Maison Lustron – Transportée par camion, composantes et systèmes d’une maison préfabriquée en acier émaillé, Carl Gunnar Stradlund (1947). – Source : Ohio History Connection

 

« Il faut repenser la préfabrication en matière de modularisation et plateformes de produits. Ce sont des termes manufacturiers et non des termes de conception architecturale, souligne Ryan Smith. La modularisation est la division d’un système en modules standards et adaptables qui peut être combiné en différentes configurations pour créer de la variation. » C’est la réutilisation des mêmes modules préfabriqués dans de multiples configurations qui permet une économie d’échelle et un gain de productivité. « Il a y économie d’échelle non pas grâce à la standardisation d’un produit à l’échelle du bâtiment, mais grâce à la standardisation à l’échelle du module », nuance Ryan Smith. Au Japon, c’est la voie qu’a suivie Sekisui House, une division de Sekisui Chemical, qui propose aux futurs propriétaires un jeu de 60 000 modules pour personnaliser leur maison. En Suède, Lindbäcks Bygg a développé un système de construction industrialisée en bois qui permet de construire des bâtiments de huit étages. 

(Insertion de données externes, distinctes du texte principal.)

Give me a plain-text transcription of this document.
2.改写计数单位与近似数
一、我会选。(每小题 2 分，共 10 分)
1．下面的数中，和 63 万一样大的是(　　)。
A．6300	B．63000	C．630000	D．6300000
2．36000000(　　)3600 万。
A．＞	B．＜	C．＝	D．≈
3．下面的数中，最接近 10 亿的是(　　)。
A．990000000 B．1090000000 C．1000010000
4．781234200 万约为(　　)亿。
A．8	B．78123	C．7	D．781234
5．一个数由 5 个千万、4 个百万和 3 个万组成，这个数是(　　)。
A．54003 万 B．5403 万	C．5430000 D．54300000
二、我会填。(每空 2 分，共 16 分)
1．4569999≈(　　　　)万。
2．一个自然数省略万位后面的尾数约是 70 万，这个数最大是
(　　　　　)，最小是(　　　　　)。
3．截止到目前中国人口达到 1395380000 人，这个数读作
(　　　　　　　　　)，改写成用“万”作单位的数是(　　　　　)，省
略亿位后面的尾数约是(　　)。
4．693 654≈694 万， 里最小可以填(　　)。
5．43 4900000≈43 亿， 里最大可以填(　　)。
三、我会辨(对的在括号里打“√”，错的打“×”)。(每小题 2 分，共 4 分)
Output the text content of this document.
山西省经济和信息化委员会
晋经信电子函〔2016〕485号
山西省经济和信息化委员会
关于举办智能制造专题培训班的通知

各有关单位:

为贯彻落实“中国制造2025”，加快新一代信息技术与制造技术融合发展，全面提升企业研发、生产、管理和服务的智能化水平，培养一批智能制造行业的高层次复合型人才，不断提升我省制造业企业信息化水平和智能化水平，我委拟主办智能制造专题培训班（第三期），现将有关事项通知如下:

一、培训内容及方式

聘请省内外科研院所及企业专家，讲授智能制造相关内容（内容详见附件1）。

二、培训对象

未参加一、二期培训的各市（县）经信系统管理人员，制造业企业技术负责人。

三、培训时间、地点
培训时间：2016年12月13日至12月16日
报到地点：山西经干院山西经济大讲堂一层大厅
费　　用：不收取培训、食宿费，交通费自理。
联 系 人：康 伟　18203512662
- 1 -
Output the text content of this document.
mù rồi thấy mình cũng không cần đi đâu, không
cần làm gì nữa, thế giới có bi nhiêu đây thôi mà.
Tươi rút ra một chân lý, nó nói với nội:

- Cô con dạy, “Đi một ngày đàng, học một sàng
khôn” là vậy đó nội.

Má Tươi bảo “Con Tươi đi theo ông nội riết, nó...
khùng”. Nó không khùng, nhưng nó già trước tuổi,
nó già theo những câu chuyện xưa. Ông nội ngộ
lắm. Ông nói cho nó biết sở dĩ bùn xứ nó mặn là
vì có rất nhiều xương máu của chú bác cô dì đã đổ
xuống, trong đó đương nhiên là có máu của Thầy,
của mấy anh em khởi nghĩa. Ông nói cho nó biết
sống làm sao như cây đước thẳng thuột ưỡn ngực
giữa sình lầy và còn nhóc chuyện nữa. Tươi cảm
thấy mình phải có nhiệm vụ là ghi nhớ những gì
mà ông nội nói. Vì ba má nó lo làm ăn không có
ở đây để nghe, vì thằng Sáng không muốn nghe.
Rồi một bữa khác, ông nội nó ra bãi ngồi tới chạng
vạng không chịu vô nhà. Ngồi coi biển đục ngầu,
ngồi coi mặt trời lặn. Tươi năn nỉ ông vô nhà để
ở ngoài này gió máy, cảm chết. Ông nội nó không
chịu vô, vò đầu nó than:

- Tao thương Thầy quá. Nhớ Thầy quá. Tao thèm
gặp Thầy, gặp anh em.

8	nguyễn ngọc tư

Habitat 67 – Volumes préfabriqués sur site en béton armé précontraint empilés en post-tension, Moshe Safdie, (1967). – Source : Jasmine Lindsay Forman – Photo : © Jeffrey Lindsay

 

Avec la numérisation et la modularisation, la préfabrication peut prendre un nouvel essor et augmenter sa productivité. Mais attention à ne pas brûler les étapes, prévient Ryan Smith. Certaines entreprises qui ont escamoté la modularisation pour sauter directement à la numérisation sont allées au-devant d’un échec.